A Hot Air balloon is steered by using wind direction and that changes with altitude, so, as the Balloon Pilot, you need to make a mental note of these directions and at what altitude they occur as you go up or down. A balloon needs hot air inside it to rise and to descend it needs the air to cool. So, with out going into great detail, there you have the basics. Anyone can fly a balloon, but it takes many hours to perfect and be a good pilot.
My experience started back in the US about 1987. At the time, I was a committed Hang Glider pilot and flew off the cliffs in the Catskill area of New York State; a place called Ellenville. The last hang glider I owned was a double surfaced flying wing which had rudders located on each end of the wing tips, operated from the control bar. The glider was quite heavy so for a little relief I began, along with Mary-Lee, crewing for our friends on their hot air balloon team. Much easier work. It was not long before the glider was sold and part ownership taken in the balloon. The lessons quickly followed, ground schools attended, exams sat and passed and before we knew it we had to buy a new balloon because we wore out the old one.

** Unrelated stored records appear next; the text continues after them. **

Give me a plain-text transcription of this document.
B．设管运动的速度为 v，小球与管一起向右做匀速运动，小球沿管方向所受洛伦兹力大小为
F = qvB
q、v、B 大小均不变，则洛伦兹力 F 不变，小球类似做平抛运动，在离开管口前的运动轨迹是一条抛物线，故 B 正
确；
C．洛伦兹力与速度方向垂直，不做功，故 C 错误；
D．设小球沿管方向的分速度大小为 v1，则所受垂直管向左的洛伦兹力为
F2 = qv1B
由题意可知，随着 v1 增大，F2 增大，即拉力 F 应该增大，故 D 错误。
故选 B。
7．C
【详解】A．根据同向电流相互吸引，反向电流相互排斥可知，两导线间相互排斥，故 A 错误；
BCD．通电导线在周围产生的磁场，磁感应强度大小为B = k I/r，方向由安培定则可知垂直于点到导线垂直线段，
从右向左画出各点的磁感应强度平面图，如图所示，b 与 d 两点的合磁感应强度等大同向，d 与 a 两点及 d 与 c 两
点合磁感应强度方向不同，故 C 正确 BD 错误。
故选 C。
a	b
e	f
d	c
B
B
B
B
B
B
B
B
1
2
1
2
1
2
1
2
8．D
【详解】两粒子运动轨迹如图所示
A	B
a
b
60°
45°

Balloon envelopes have a limited life span. They eventually become porous from being exposed to so much heat and the integrity of the fabric deteriorates such that they become quite unsafe to fly. An annual or 100 hour check up is required by law to keep the equivalent of a ’warrant of fitness’.
When we moved back to New Zealand our balloon came with us and a new era of flight began. We made great new friends and had nice places to fly, but soon we wore out our second balloon as well. Now we have the present balloon, affectionately know as the ‘Grey Goat’ and officially as the ‘Bittersweet Balloon’. It was built in the US by my friend Brian, who builds balloons for a living, from his own airfield in Post Mills, Vermont. It’s a great little balloon, only 57,000 cubic feet in size and compacts down into a tiny bundle that I can, if I run out of chase crew, inflate and fly without crew. Of course someone eventually needs to pick me up after I’ve landed
The photos show a sequence from setup to flight. The whole process should take only about 20 minutes.
At this point in time our balloon plans for 2013 include the Wairarapa Balloon Fiesta in March and pssibly Levin in April. We are also in the planing stages of having a number of friends from the US come over about March with their own balloons and we’ll fly all around NZ for a month or so. Hope it works out!
If any you happen to be around and see us setting up our balloon please make yourself known and who knows, if there is space in the basket you could ‘come fly with us’.